Vorderhufen was a quarter of northern Königsberg, Germany. Its territory is now part of the Tsentralny District of Kaliningrad, Russia.

==History==

Vorderhufen ("near Hufen") was originally a village in the eastern part of the Hufen region extending north and west of the 17th century Baroque city walls. At the beginning of the 18th century Vorderhufen was only lightly settled because of its position on the road to Cranz.
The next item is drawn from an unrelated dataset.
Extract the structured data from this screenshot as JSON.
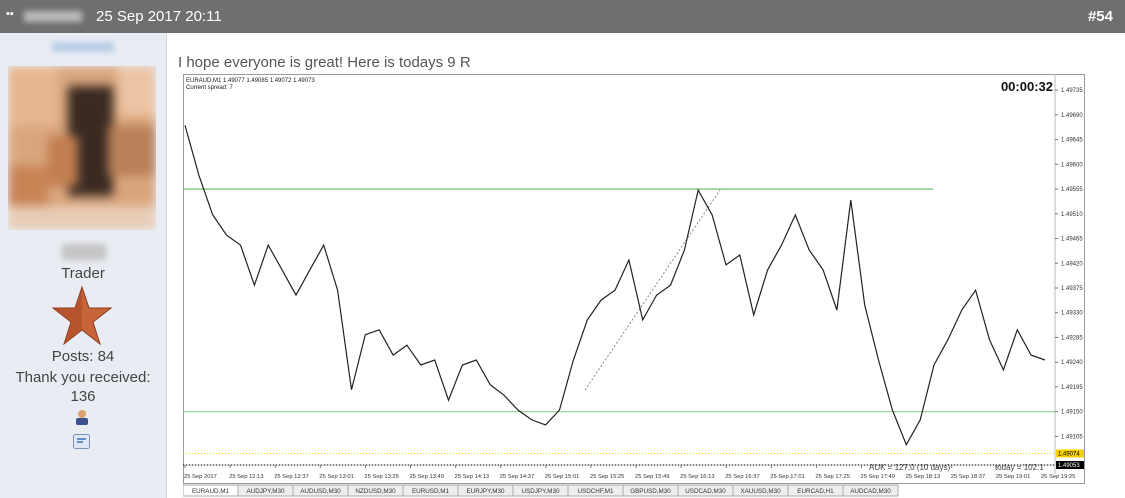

The upper class estates of Vorderhufen disappeared during the 19th century, with most of them purchased by the military treasury in the 1840s to allow construction of new fortifications for Königsberg.

Vorderhufen was incorporated into the city of Königsberg on 1 April 1905. Neighboring quarters were Mittelhufen to the west, Steindamm to the south, Tragheim to the southeast, Tragheimsdorf to the east, Tragheimer Palve to the northeast, and Hardershof to the north.

Located in Vorderhufen were the northern train station (the Nordbahnhof), a goods station, and the offices of the Samlandbahn railway. Institutions in the quarter included the Chamber of Agriculture (Landwirtschaftskammer), and the Neues Schützenhaus of the Schützenverein. The Ostpreußische Mädchengewerbeschule was located in a section of Vorderhufen called the Musikerviertel (musicians' quarter), as several roads were named after composers (e.g., Bach, Beethoven, Mozart). The trade fair Ostmesse was located between Vorderhufen and Tragheim.